As that debate hit roadblocks in Congress, as apparently debates over health care tend to do, Ted would have his Chief of Staff serenade Orrin to court his support. When hearings didn’t go Ted’s way, he might puff on a cigar to annoy Orrin, who disdained smoking. When they didn’t go Orrin’s way, he might threaten to call Ted’s sister, Eunice. And when it came time to find a way to pay for the Children’s Health Insurance Program that they, together, had devised, Ted pounced, offering a tobacco tax and asking, “Are you for Joe Camel and the Marlboro Man, or millions of children who lack adequate health care?”
It was the kind of friendship unique to the Senate, calling to mind what John Calhoun once said of Henry Clay: “I don’t like Clay. He is a bad man, an imposter, a creator of wicked schemes. I wouldn’t speak to him, but, by God, I love him!”
So, sure, Orrin Hatch once called Ted “one of the major dangers to the country.” But he also stood up at a gathering in Ted’s last months, and said, “I’m asking you all to pray for Ted Kennedy.”
The point is, we can fight on almost everything. But we can come together on some things. And those “somethings” can mean everything to a whole lot of people.

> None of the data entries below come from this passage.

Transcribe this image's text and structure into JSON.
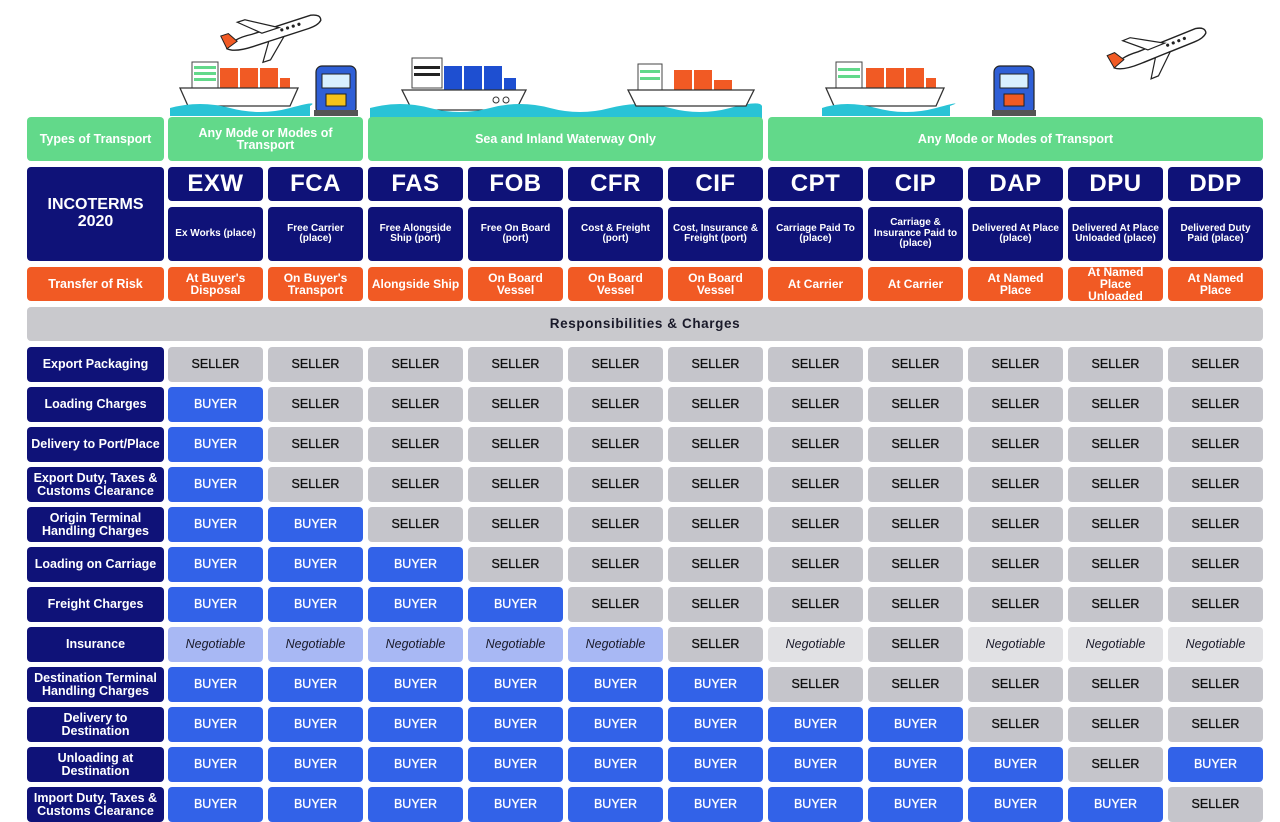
{
  "transport_label": "Types of Transport",
  "transport_groups": [
    {
      "label": "Any Mode or Modes of Transport"
    },
    {
      "label": "Sea and Inland Waterway Only"
    },
    {
      "label": "Any Mode or Modes of Transport"
    }
  ],
  "title": "INCOTERMS 2020",
  "risk_label": "Transfer of Risk",
  "terms": [
    {
      "code": "EXW",
      "name": "Ex Works (place)",
      "risk": "At Buyer's Disposal"
    },
    {
      "code": "FCA",
      "name": "Free Carrier (place)",
      "risk": "On Buyer's Transport"
    },
    {
      "code": "FAS",
      "name": "Free Alongside Ship (port)",
      "risk": "Alongside Ship"
    },
    {
      "code": "FOB",
      "name": "Free On Board (port)",
      "risk": "On Board Vessel"
    },
    {
      "code": "CFR",
      "name": "Cost & Freight (port)",
      "risk": "On Board Vessel"
    },
    {
      "code": "CIF",
      "name": "Cost, Insurance & Freight (port)",
      "risk": "On Board Vessel"
    },
    {
      "code": "CPT",
      "name": "Carriage Paid To (place)",
      "risk": "At Carrier"
    },
    {
      "code": "CIP",
      "name": "Carriage & Insurance Paid to (place)",
      "risk": "At Carrier"
    },
    {
      "code": "DAP",
      "name": "Delivered At Place (place)",
      "risk": "At Named Place"
    },
    {
      "code": "DPU",
      "name": "Delivered At Place Unloaded (place)",
      "risk": "At Named Place Unloaded"
    },
    {
      "code": "DDP",
      "name": "Delivered Duty Paid (place)",
      "risk": "At Named Place"
    }
  ],
  "responsibilities_title": "Responsibilities & Charges",
  "rows": [
    {
      "label": "Export Packaging",
      "values": [
        "SELLER",
        "SELLER",
        "SELLER",
        "SELLER",
        "SELLER",
        "SELLER",
        "SELLER",
        "SELLER",
        "SELLER",
        "SELLER",
        "SELLER"
      ]
    },
    {
      "label": "Loading Charges",
      "values": [
        "BUYER",
        "SELLER",
        "SELLER",
        "SELLER",
        "SELLER",
        "SELLER",
        "SELLER",
        "SELLER",
        "SELLER",
        "SELLER",
        "SELLER"
      ]
    },
    {
      "label": "Delivery to Port/Place",
      "values": [
        "BUYER",
        "SELLER",
        "SELLER",
        "SELLER",
        "SELLER",
        "SELLER",
        "SELLER",
        "SELLER",
        "SELLER",
        "SELLER",
        "SELLER"
      ]
    },
    {
      "label": "Export Duty, Taxes & Customs Clearance",
      "values": [
        "BUYER",
        "SELLER",
        "SELLER",
        "SELLER",
        "SELLER",
        "SELLER",
        "SELLER",
        "SELLER",
        "SELLER",
        "SELLER",
        "SELLER"
      ]
    },
    {
      "label": "Origin Terminal Handling Charges",
      "values": [
        "BUYER",
        "BUYER",
        "SELLER",
        "SELLER",
        "SELLER",
        "SELLER",
        "SELLER",
        "SELLER",
        "SELLER",
        "SELLER",
        "SELLER"
      ]
    },
    {
      "label": "Loading on Carriage",
      "values": [
        "BUYER",
        "BUYER",
        "BUYER",
        "SELLER",
        "SELLER",
        "SELLER",
        "SELLER",
        "SELLER",
        "SELLER",
        "SELLER",
        "SELLER"
      ]
    },
    {
      "label": "Freight Charges",
      "values": [
        "BUYER",
        "BUYER",
        "BUYER",
        "BUYER",
        "SELLER",
        "SELLER",
        "SELLER",
        "SELLER",
        "SELLER",
        "SELLER",
        "SELLER"
      ]
    },
    {
      "label": "Insurance",
      "values": [
        "Negotiable",
        "Negotiable",
        "Negotiable",
        "Negotiable",
        "Negotiable",
        "SELLER",
        "Negotiable",
        "SELLER",
        "Negotiable",
        "Negotiable",
        "Negotiable"
      ]
    },
    {
      "label": "Destination Terminal Handling Charges",
      "values": [
        "BUYER",
        "BUYER",
        "BUYER",
        "BUYER",
        "BUYER",
        "BUYER",
        "SELLER",
        "SELLER",
        "SELLER",
        "SELLER",
        "SELLER"
      ]
    },
    {
      "label": "Delivery to Destination",
      "values": [
        "BUYER",
        "BUYER",
        "BUYER",
        "BUYER",
        "BUYER",
        "BUYER",
        "BUYER",
        "BUYER",
        "SELLER",
        "SELLER",
        "SELLER"
      ]
    },
    {
      "label": "Unloading at Destination",
      "values": [
        "BUYER",
        "BUYER",
        "BUYER",
        "BUYER",
        "BUYER",
        "BUYER",
        "BUYER",
        "BUYER",
        "BUYER",
        "SELLER",
        "BUYER"
      ]
    },
    {
      "label": "Import Duty, Taxes & Customs Clearance",
      "values": [
        "BUYER",
        "BUYER",
        "BUYER",
        "BUYER",
        "BUYER",
        "BUYER",
        "BUYER",
        "BUYER",
        "BUYER",
        "BUYER",
        "SELLER"
      ]
    }
  ],
  "colors": {
    "green": "#62d98a",
    "navy": "#0f1278",
    "orange": "#f15a24",
    "seller": "#c5c5cb",
    "buyer": "#3262e8",
    "negotiable_buyer_side": "#a8b8f4",
    "negotiable_seller_side": "#e1e1e4"
  }
}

It was common ground that led Ted and Orrin to forge a compromise that covered millions of kids with health care. It was common ground, rooted in the plight of loved ones, that led Ted and Chuck Grassley to cover kids with disabilities; that led Ted and Pete Domenici to fight for equal rights for Americans with a mental illness.
Common ground, not rooted in abstractions or stubborn, rigid ideologies, but shared experience, that led Ted and John McCain to work on a Patient’s Bill of Rights, and to work to forge a smarter, more just immigration system.
A common desire to fix what’s broken. A willingness to compromise in pursuit of a larger goal. A personal relationship that lets you fight like heck on one issue, and shake hands on the next — not through just cajoling or horse-trading or serenades, but through Ted’s brand of friendship and kindness, and humor and grace.
“What binds us together across our differences in religion or politics or economic theory,” Ted wrote in his memoirs, “[is] all we share as human beings — the wonder that we experience when we look at the night sky; the gratitude that we know when we feel the heat of the sun; the sense of humor in the face of the unbearable; and the persistence of suffering. And one thing more — the capacity to reach across our differences to offer a hand of healing.”
For all the challenges of a changing world, for all the imperfections of our democracy, the capacity to reach across our differences is something that’s entirely up to us.
May we all, in our own lives, set an example for the kids who enter these doors, and exit with higher expectations for their country. May we all remember the times this American family has challenged us to ask what we can do; to dream and say why not; to seek a cause that endures; and sail against the wind in its pursuit, and live our lives with that heightened sense of purpose.
Thank you. May God bless you. May He continue to bless this country we love. Thank you.